Il me semble que la musique est actuellement en avance sur l’architecture: elle a en effet intégré l’ordinateur comme donnée de la composition et outil pour traiter le matériau. Chez nous, architectes, l’ordinateur reste peu utilisé, il reste un instrument auxiliaire; d’où en résulte à mon sens un retard technologique de notre discipline. En général les architectes sont méfiants devant tout ce qui relève des nou­velles technologies, par exemple devant les images de synthèse; ces images seraient pourtant d’un intérêt fantasti­que pour l’architecture, or elles ne sont pratiquement pas utilisées, cela moins pour des raisons économique que par mépris vi -à-vis de cette technique. Les architectes en restent ainsi aux vieux usages (comme celui du dessin traité au lavis) cc qui conduit à créer un décalage de plus en plus prononcé entre les projets (tels qu’ils sont montrés dans les revues) et les réalisations finales avec la notion d’espace qu’elles véhiculent. En architecture on montre un projet non réaUsé, représenté par le dessin. Mais c’est très dur de dessiner, donc d’exprimer un projet, sans tricher. En général l’archi­tecte connait les faiblesses de son projet et a tendance, cons­ciemment ou inconsciemment, à les dissimuler en utilisant certains points de vue privilégiés dans la représentation gra­phique. Ainsi actuellement on voit se multiplier les perspec­tives axonométriques, en particulier vues du ciel (tous les concours sont jugés sur une telle base), ce qui représente une perversion du dessin puisque jamais la réalisation ne sera vue sous cet angle; de plus l’usage des couleurs s’aligne de plus en plus sur un maniement purement pictural au lieu de rester fidèle aux couleurs de la réalisation finale. En cette matière les nouvelles images de synthèse pourraient servir à réaliser des images extrêmement réalistes qui, de plus, pour­raient être réalisées par d’autres architectes que ceux qui élaborent le projet. Tout ceci permettrait de démystifier beaucoup de projets architecturaux.

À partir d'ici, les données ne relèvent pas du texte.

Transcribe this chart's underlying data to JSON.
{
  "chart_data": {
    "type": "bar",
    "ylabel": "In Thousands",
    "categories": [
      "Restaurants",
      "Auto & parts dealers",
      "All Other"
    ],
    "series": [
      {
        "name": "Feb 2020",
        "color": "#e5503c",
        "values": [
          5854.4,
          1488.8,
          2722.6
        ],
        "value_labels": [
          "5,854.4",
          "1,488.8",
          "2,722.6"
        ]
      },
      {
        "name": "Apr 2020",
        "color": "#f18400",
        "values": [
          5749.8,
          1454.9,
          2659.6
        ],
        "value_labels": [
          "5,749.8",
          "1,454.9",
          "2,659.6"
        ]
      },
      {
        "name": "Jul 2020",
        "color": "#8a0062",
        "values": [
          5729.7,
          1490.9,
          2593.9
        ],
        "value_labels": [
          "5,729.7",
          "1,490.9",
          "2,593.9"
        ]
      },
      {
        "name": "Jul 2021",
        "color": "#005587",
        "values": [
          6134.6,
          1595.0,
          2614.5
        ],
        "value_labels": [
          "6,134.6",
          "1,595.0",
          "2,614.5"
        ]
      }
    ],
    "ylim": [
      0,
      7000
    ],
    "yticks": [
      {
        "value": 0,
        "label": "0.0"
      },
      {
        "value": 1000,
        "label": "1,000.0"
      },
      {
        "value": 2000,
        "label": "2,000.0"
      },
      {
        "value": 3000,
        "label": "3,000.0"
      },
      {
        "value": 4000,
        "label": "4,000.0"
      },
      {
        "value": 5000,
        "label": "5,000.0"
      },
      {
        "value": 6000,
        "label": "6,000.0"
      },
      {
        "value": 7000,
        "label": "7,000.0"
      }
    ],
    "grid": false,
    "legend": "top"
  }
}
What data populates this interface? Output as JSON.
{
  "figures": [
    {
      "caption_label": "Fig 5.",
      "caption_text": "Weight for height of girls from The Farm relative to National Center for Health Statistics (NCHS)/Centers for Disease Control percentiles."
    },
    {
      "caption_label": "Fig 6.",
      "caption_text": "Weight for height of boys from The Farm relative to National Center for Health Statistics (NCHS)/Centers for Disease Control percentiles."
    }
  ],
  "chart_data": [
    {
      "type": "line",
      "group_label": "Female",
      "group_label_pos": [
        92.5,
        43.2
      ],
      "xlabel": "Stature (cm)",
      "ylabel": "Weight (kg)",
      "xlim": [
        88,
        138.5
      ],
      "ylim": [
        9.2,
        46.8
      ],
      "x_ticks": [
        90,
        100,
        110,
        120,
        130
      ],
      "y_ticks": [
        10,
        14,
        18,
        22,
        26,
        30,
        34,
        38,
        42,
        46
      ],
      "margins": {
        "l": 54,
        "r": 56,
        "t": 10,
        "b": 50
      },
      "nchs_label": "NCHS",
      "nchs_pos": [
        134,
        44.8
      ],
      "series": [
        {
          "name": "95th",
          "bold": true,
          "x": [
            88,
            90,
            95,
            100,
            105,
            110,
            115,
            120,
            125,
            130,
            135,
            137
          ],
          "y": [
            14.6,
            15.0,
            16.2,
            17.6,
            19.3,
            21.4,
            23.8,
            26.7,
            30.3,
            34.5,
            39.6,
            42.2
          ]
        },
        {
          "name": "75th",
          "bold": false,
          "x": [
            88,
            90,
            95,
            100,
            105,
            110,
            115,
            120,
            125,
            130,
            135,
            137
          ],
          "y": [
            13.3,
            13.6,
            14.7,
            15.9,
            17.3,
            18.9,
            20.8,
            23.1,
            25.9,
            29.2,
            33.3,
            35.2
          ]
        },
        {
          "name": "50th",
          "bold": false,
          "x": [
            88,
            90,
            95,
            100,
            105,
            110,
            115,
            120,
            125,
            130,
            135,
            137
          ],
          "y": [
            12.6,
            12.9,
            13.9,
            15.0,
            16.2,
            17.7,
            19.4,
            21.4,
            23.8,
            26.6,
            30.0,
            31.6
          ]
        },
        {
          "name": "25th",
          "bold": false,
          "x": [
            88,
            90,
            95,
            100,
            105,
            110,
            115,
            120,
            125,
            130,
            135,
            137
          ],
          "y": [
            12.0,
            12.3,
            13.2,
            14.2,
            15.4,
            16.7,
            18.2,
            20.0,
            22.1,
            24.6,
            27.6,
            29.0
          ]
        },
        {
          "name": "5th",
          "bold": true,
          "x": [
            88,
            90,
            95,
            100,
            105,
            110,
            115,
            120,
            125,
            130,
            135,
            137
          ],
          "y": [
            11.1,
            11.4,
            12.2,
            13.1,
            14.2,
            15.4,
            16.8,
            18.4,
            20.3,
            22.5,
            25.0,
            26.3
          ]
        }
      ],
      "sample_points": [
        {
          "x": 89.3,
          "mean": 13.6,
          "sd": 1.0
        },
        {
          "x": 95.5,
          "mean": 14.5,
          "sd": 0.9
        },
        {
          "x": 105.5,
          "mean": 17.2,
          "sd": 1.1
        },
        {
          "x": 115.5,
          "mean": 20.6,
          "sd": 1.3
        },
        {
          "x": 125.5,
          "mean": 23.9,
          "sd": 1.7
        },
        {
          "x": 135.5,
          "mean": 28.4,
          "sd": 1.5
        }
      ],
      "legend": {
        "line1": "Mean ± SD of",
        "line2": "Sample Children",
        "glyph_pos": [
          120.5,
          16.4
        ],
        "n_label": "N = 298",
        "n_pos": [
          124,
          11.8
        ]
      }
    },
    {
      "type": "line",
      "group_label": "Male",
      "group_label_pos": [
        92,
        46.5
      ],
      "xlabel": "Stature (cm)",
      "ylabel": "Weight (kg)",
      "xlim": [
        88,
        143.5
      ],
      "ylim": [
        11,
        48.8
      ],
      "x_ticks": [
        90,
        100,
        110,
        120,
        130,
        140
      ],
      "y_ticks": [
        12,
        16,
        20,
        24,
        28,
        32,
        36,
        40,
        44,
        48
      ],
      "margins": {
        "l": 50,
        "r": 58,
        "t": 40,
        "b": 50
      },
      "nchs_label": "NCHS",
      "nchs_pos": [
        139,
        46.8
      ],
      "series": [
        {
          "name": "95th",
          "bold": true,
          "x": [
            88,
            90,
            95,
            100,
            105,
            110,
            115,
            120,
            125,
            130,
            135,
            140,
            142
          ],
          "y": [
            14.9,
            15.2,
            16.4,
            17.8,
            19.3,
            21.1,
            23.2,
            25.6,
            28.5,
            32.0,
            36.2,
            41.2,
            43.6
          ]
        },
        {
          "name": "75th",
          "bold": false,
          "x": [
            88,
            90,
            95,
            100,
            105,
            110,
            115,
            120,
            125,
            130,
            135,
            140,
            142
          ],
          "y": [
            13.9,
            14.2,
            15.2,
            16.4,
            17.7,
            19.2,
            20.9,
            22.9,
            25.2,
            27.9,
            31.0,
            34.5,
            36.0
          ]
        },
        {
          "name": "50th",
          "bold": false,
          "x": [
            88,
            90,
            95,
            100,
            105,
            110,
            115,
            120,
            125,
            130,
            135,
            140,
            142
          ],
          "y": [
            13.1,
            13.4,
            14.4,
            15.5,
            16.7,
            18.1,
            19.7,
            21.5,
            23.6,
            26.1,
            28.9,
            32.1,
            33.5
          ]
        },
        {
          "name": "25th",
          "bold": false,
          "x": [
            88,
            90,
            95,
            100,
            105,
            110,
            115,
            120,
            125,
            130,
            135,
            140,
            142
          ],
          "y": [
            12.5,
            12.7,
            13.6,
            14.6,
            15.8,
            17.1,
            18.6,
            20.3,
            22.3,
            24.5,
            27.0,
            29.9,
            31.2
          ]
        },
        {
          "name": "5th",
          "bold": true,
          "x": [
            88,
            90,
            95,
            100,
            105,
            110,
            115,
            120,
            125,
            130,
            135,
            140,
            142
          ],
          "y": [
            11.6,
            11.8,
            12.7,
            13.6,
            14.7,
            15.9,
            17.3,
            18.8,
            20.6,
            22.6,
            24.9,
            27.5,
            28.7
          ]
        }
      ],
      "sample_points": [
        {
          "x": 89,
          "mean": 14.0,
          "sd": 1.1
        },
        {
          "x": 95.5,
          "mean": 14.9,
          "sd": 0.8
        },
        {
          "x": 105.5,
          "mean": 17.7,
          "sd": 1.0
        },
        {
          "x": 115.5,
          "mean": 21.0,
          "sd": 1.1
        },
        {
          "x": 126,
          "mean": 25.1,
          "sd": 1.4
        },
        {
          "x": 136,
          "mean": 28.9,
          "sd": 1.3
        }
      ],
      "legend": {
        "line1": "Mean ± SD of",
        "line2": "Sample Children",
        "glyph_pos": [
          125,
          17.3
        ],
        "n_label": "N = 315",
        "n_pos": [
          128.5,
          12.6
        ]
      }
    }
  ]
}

Ce refus de l’ordinateur chez les architectes est d’autant plus marqué que l’ordinateur n’affecte pas directement nos matériaux. Face à une innovation technique de matériau, l’architecture a, dans son histoire, réagi de façons diverses. En général cela n’a entrainé de modification de la pensée et des concepts architecturaux ou indirectement, dans un second temps. Par exemple, dans le cas de l’invention du béton, on a commencé par imiter les bâtiments classiques, utilisant le béton avec les mêmes concepts formels que précédemment. Ensuite seulement il y a eu coupure parmi les architectes entre ceux de l’Ecole du Bauhaus (issue de Vienne comme l’était à la même époque la pensée dodécaphonique) qui ont complètement changé le vocabu­laire architectural à partir de ce nouveau matériau et les autres engagés entre autres dans le style « arts déco » … Avec l’introduction du métal dans l’architecture c’était pareil; il y avait eu des architectes qui, travaillant le métal, voulaient le montrer et il y eut, en face, ceux qui voulaient le cacher en faisant, comme au Grand Palais, une façade de pierre pour dissimuler la structure en acier (qui était considérée comme un simple travail d’ingénieur).

On retrouve ce genre de débats aujourd’hui à propos des textiles et des matériaux synthétiques qui entrainent une révolution dans la conception des façades.

En musique, c’est je crois la même chose. il me semble que l’ordinateur permet de faire ce que l’on veut à partir des ins­truments classiques et, par exemple, de maîtriser la résonance. Tel est le travail fait à l’Ircam avec la 4X, en par­ticulier pour le « Répons » de Pierre Boulez. La différence entre l’ordinateur et un matériau c’est que la prise en compte de l’ordinateur doit intervenir au niveau conceptuel alors que celle du matériau (nouveau) n’intervient qu’au niveau de la réalisation. D’où, en architecture, une progres­sion qui suit la règle: d’abord une transformation du matériau et ensuite une transformation des concepts.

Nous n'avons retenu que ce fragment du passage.